What we’d eventually teach V was that several alternate dimensions and planes existed, housing some of the most volatile and powerful creatures imaginable. Some we knew. Some we hadn’t discovered yet. But from what we did know, for some reason the planes all intercepted the human world, and creatures passed through it sort of like a train stop. Except, some travelers either chose to stay or got stuck in our world.

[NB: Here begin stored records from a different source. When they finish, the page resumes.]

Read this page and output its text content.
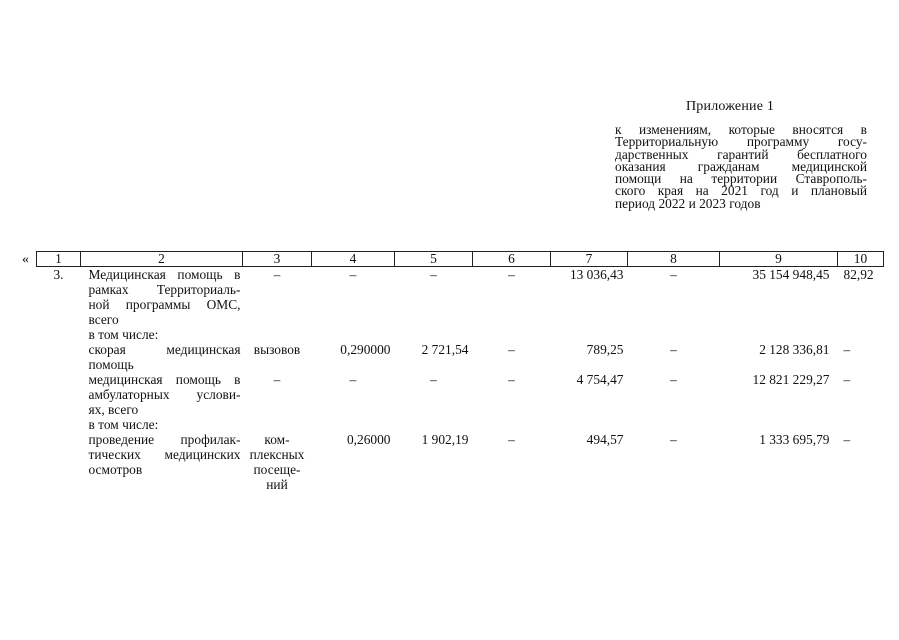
Приложение 1
к изменениям, которые вносятся в
Территориальную программу госу-
дарственных гарантий бесплатного
оказания гражданам медицинской
помощи на территории Ставрополь-
ского края на 2021 год и плановый
период 2022 и 2023 годов
« 1	2	3	4	5	6	7	8	9	10
3.	Медицинская помощь в
рамках Территориаль-
ной программы ОМС,
всего	–	–	–	–	13 036,43	–	35 154 948,45	82,92

	в том числе:								

	скорая медицинская
помощь	вызовов	0,290000	2 721,54	–	789,25	–	2 128 336,81	–

	медицинская помощь в
амбулаторных услови-
ях, всего	–	–	–	–	4 754,47	–	12 821 229,27	–

	в том числе:								

	проведение профилак-
тических медицинских
осмотров	ком- плексных посеще- ний	0,26000	1 902,19	–	494,57	–	1 333 695,79	–
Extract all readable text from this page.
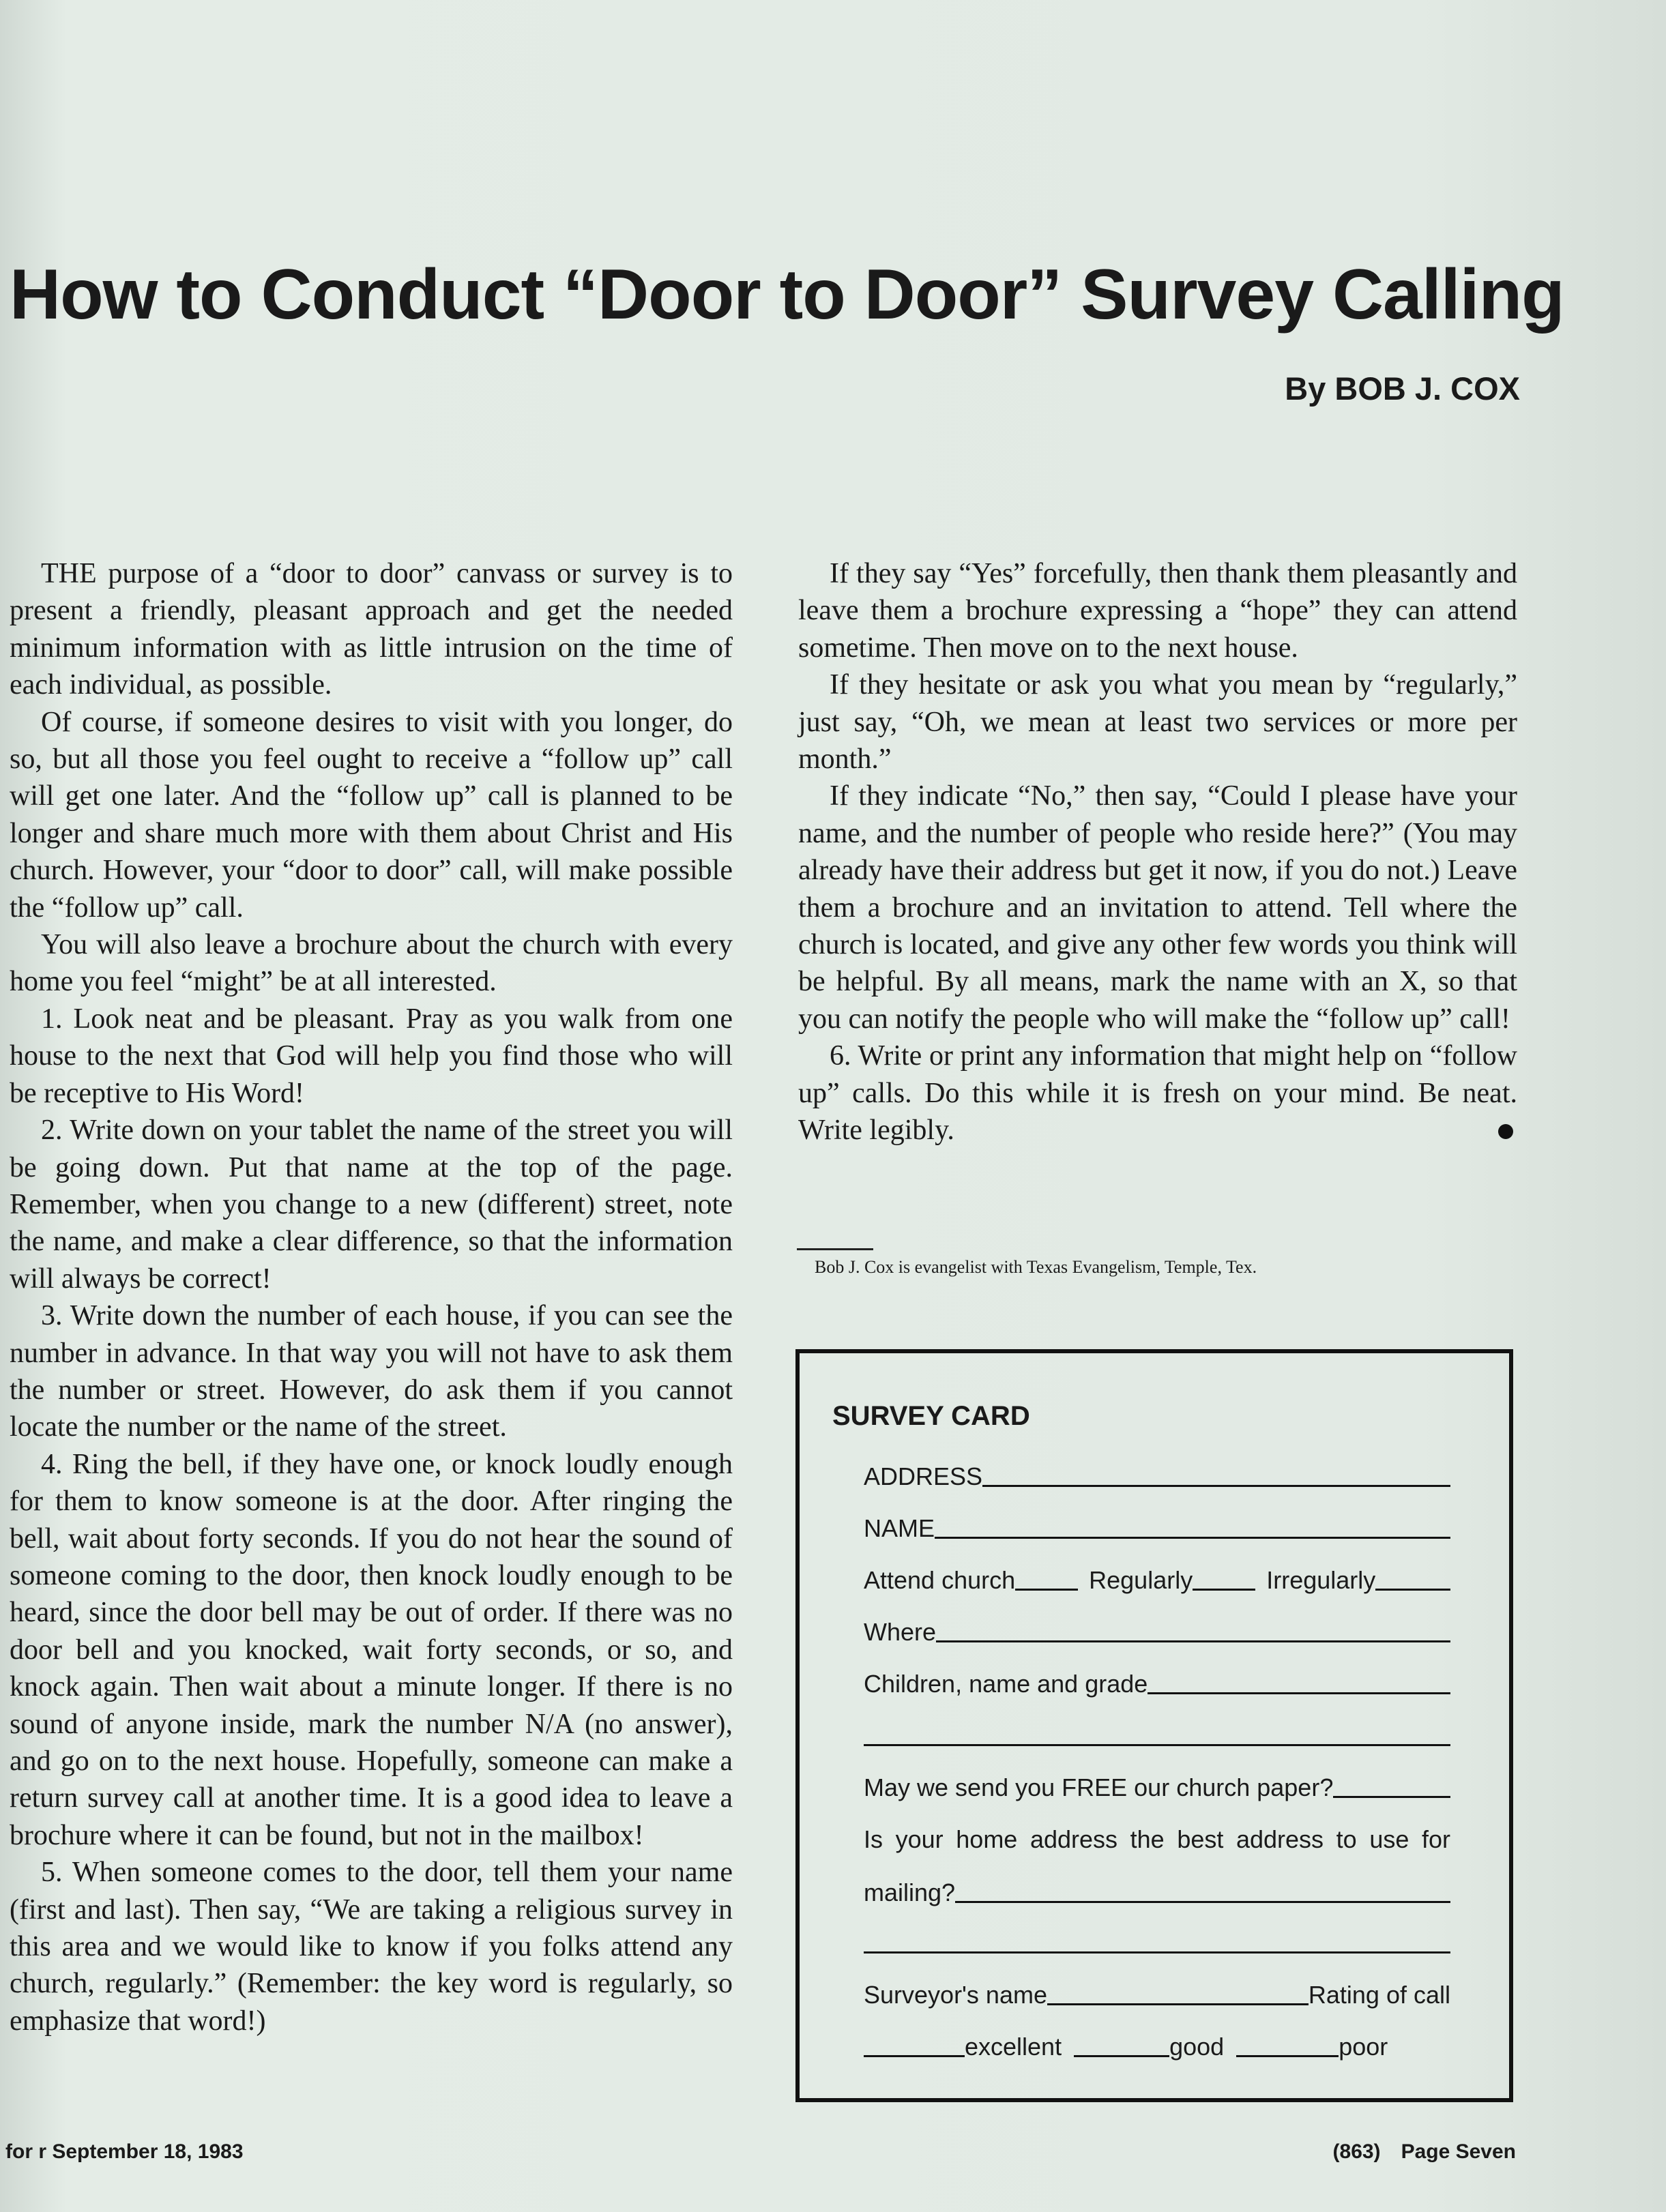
How to Conduct “Door to Door” Survey Calling
By BOB J. COX

THE purpose of a “door to door” canvass or survey is to present a friendly, pleasant approach and get the needed minimum information with as little intrusion on the time of each individual, as possible.

Of course, if someone desires to visit with you longer, do so, but all those you feel ought to receive a “follow up” call will get one later. And the “follow up” call is planned to be longer and share much more with them about Christ and His church. However, your “door to door” call, will make possible the “follow up” call.

You will also leave a brochure about the church with every home you feel “might” be at all interested.

1. Look neat and be pleasant. Pray as you walk from one house to the next that God will help you find those who will be receptive to His Word!

2. Write down on your tablet the name of the street you will be going down. Put that name at the top of the page. Remember, when you change to a new (different) street, note the name, and make a clear difference, so that the information will always be correct!

3. Write down the number of each house, if you can see the number in advance. In that way you will not have to ask them the number or street. However, do ask them if you cannot locate the number or the name of the street.

4. Ring the bell, if they have one, or knock loudly enough for them to know someone is at the door. After ringing the bell, wait about forty seconds. If you do not hear the sound of someone coming to the door, then knock loudly enough to be heard, since the door bell may be out of order. If there was no door bell and you knocked, wait forty seconds, or so, and knock again. Then wait about a minute longer. If there is no sound of anyone inside, mark the number N/A (no answer), and go on to the next house. Hopefully, someone can make a return survey call at another time. It is a good idea to leave a brochure where it can be found, but not in the mailbox!

5. When someone comes to the door, tell them your name (first and last). Then say, “We are taking a religious survey in this area and we would like to know if you folks attend any church, regularly.” (Remember: the key word is regularly, so emphasize that word!)

If they say “Yes” forcefully, then thank them pleasantly and leave them a brochure expressing a “hope” they can attend sometime. Then move on to the next house.

If they hesitate or ask you what you mean by “regularly,” just say, “Oh, we mean at least two services or more per month.”

If they indicate “No,” then say, “Could I please have your name, and the number of people who reside here?” (You may already have their address but get it now, if you do not.) Leave them a brochure and an invitation to attend. Tell where the church is located, and give any other few words you think will be helpful. By all means, mark the name with an X, so that you can notify the people who will make the “follow up” call!

6. Write or print any information that might help on “follow up” calls. Do this while it is fresh on your mind. Be neat. Write legibly.

Bob J. Cox is evangelist with Texas Evangelism, Temple, Tex.
SURVEY CARD
ADDRESS
NAME
Attend church	Regularly	Irregularly
Where
Children, name and grade
May we send you FREE our church paper?
Is your home address the best address to use for
mailing?
Surveyor's name	Rating of call
excellent	good	poor
for r September 18, 1983	(863) Page Seven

Passing through the planes was extremely tricky. Not only was it difficult to cross through, but whoever managed it suffered diminished magical abilities in the move from one plane to the next. Something most of us were grateful for. As such, very few crossed over without being immeasurably powerful. Many of them came through with an agenda to do as much damage as they could, and it was left to those of us protecting this world to go up against them.

The Organization hadn’t yet worked out how to move through the planes, but it wasn’t from a lack of trying. Those of us higher up the chain knew it was their intention to one day gain access to the other planes, and it was the entire reason we worked with the species who passed through. For that reason, the Organization started to experiment with the genetic makeup of the other worlds. It was why Hunters were created, and it was why Phillip and I would stop at nothing to bring the entire operation down.

The Organization would do whatever it took to engineer a perfect species to cross over, and they would kill as many of us as it took to accomplish their goal. They weren’t any better than the creatures passing through to destroy and upend civilization. Their intentions were grossly singular and done wholly out of self-interest and greed. It wasn’t for the protection of our world the Organization worked so hard. They did it to exert power through the different planes and inevitably reign supreme.

It didn’t take many of us long to see it, but going up against something as powerful as the Organization took careful, covert planning. And without a powerful army, impossible.

One didn’t simply leave the Organization either. It was either death or completely disappear, but very few accomplished the latter. And because Phillip and I lived eternally, we had the advantage of careful planning and time—and had for decades now.